Baca berita dengan sedikit iklan, klik di sini

Politik

Hujan Batu di Kebun Sendiri

Hingga pekan ini, terhitung sudah dua bulan lebih penduduk sekitar Gunung Sinabung mengungsi. Tragedi detik-detik letusan hujan pasir hingga konflik di pengungsian.
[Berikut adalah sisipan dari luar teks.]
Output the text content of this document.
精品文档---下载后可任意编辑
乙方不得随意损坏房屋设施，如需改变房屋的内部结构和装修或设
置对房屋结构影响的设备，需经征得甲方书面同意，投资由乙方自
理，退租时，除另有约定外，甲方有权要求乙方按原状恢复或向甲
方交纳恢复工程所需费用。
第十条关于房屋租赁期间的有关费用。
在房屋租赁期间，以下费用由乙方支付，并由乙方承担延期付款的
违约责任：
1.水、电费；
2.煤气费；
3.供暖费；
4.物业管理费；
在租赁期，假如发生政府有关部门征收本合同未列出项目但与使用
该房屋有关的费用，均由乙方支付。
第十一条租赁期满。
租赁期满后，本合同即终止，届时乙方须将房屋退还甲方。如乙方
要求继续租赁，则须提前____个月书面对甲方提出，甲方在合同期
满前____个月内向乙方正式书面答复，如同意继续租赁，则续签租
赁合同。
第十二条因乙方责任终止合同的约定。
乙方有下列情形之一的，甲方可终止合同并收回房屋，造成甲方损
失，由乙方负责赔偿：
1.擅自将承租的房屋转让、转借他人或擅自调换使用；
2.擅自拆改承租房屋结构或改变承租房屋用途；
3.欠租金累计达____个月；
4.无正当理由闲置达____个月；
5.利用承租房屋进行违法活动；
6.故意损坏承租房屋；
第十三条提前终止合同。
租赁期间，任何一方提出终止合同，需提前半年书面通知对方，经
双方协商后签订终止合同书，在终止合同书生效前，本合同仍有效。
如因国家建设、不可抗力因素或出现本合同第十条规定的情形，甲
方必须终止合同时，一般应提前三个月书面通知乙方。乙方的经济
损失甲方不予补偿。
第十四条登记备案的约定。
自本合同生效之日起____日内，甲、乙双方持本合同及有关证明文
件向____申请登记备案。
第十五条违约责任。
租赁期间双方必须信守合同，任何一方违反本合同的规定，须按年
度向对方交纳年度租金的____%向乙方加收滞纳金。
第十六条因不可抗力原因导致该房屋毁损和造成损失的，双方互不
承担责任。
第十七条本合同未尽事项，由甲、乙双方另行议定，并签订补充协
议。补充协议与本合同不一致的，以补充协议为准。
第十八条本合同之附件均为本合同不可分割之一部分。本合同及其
27 Januari 2014 | 00.00 WIB

Image of Tempo
Perbesar

Baca berita dengan sedikit iklan, klik di sini

YUNUS Sitepu sedang menonton televisi di rumahnya ketika keributan memecah sunyi malam Desa Kutarakyat pada akhir November lalu. Laki-laki 40 tahun ini awalnya tak hirau pada keriuhan yang tak biasa di kampung lereng Gunung Sinabung di Kabupaten Karo, Sumatera Utara, itu. Ia mendengar hujan menderas di atap rumahnya.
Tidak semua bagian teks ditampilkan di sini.